Вечером мне укол делать не стали.
— Вам уколы отменили, — сообщила мне дежурная сестра.
Утром следующего дня, когда я пришел за таблетками, вместо 8 таблеток халоперидола мне дали всего одну таблетку трифтазина. По спецтюремным понятиям такая порция — почти ничего. Днем меня перевели из темной и мрачной 4-ой камеры в большую и довольно светлую камеру № 5, которая показалась мне почти «свободой». Вечером мне в ладонь снова упала таблетка трифтазина. Ее я не проглотил, а дежурная сестра не стала смотреть мой рот. Значит, специальные инструкции относительно меня, были теперь отменены. Вероятно мое заявление врачи восприняли как свою крупную победу и теперь сменили «кнут» на «пряник». Медленно, с большим трудом стал я возвращаться к жизни. Только через десять дней я начал вставать с койки и медленно прохаживаться по камере. Скованность и судороги проходили. Другие физические недуги — отпускали. Однако отрыжка желчью как будто даже усилилась. Политический Ларин, человек добрый и наблюдательный, заметил у меня постоянную отрыжку и вспомнил, что слышал на свободе:
— Вам нужны цитрусовые. Я думаю, что вам могут помочь только цитрусовые.

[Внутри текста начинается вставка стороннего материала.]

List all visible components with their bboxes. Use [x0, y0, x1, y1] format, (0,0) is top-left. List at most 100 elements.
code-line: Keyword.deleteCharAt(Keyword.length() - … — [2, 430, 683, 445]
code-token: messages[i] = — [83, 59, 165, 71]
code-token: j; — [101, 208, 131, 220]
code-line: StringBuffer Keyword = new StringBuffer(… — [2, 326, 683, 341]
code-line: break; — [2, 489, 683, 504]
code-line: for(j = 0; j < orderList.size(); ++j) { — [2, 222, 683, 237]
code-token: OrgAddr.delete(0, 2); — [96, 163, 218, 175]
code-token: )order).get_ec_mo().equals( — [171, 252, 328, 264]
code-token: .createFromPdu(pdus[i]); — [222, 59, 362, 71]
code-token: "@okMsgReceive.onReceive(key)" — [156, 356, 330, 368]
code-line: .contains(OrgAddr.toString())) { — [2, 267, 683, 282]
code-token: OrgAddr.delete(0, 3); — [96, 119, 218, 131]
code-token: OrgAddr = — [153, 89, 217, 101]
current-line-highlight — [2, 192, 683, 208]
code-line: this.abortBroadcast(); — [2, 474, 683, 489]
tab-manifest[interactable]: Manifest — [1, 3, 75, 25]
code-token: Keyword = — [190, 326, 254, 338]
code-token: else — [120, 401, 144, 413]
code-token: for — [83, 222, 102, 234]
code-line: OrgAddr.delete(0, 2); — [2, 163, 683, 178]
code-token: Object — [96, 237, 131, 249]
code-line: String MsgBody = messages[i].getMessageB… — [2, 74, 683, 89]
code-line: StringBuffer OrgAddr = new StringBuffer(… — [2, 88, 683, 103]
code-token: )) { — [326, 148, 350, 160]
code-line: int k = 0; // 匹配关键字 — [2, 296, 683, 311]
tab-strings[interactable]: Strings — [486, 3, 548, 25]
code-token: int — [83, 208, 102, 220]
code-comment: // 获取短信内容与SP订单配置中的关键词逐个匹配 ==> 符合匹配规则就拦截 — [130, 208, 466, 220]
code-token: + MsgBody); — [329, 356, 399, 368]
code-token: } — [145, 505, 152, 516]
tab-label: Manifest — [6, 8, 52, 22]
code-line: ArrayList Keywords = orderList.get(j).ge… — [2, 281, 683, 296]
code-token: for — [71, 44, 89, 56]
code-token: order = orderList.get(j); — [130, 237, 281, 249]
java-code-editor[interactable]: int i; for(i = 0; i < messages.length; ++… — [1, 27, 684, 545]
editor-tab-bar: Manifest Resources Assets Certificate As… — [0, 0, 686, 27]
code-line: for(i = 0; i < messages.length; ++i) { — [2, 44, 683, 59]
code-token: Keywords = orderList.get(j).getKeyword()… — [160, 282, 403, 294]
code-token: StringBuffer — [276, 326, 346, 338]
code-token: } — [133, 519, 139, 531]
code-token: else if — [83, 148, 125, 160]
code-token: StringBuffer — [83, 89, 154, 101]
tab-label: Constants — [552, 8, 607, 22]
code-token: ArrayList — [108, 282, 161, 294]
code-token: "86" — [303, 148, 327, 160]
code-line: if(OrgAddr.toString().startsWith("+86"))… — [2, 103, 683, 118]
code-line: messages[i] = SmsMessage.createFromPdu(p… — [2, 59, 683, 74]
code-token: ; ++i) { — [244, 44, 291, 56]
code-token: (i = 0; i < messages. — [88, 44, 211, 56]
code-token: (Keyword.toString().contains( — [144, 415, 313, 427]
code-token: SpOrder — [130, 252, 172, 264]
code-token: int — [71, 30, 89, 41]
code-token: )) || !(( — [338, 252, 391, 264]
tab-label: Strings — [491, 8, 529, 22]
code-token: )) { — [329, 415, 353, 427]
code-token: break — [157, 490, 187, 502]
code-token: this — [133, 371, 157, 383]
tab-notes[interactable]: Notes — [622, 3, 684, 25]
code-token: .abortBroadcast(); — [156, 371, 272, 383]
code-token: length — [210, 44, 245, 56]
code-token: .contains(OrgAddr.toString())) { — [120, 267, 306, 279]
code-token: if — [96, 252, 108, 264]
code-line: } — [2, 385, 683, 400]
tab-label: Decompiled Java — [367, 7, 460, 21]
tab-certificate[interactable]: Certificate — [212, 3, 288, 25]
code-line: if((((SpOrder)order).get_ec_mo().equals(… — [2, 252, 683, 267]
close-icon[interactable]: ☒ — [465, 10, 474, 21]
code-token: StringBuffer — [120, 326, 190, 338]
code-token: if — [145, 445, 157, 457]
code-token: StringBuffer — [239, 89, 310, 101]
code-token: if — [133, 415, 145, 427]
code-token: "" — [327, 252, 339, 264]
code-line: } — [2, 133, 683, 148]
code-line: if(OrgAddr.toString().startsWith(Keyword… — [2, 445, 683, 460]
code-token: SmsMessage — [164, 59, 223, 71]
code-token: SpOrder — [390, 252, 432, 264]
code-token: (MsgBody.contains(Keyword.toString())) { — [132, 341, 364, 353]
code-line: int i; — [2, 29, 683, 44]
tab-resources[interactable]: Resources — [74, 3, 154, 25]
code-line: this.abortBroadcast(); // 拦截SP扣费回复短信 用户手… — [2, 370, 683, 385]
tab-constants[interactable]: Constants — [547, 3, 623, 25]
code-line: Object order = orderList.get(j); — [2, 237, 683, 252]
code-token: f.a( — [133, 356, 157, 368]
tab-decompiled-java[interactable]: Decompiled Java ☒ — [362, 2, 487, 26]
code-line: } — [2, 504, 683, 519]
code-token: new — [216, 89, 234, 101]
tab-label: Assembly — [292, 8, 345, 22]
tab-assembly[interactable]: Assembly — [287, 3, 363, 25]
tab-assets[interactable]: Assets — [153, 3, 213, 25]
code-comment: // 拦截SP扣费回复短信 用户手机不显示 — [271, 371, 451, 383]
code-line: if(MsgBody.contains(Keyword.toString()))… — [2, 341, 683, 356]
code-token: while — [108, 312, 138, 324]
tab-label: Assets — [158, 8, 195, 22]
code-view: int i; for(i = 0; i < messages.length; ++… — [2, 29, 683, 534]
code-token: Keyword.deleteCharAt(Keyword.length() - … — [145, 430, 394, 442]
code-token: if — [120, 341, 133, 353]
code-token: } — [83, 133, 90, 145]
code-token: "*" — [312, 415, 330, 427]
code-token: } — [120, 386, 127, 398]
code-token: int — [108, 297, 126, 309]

Если бы мне сказали, что мне может помочь только лунный грунт, доставленный на землю американскими астронавтами, это было бы то же самое. Кто мог прислать мне апельсины? Никто. Совершенно также, как и лунный грунт.
Еще через две недели я вышел на прогулку. На прогулке ко мне подошел Шостак и рассказал о своей беседе с Бочковской:
— Она сравнила меня с вами, — сообщил Шостак, — и сказала буквально следующее: «Ветохина мы решили на очередной комиссии выписать. Не отчаивайтесь — придет время, выпишем и вас!»
— Я думаю, что на этот раз они действительно меня выпишут, — ответил я.
По мере того, как скопившиеся в моем организме яды выходили из него, а новых ядов я не глотал, мой организм возвращался к сравнительно нормальному функционированию. Появился аппетит. Вполне естественно, что теперь мне необходимо было питание. А где его взять? Посылка, которую прислали родственники Муравьеву, была съедена. Теперь и он сам ел тюремные помои. Пойти работать на старое место, где кое-что перепадало — об этом нечего было и думать. На моем месте работал Виктор Ткаченко. Ткаченко без сомнения был здоровым человеком и пользовался благосклонностью администрации концлагеря. Поэтому, вплоть до выписки никакая сила уже не столкнет его с этой должности. А голод с каждым днем все сильнее и сильнее давал себя чувствовать. Скоро я уже не мог ни о чем думать, кроме как о еде.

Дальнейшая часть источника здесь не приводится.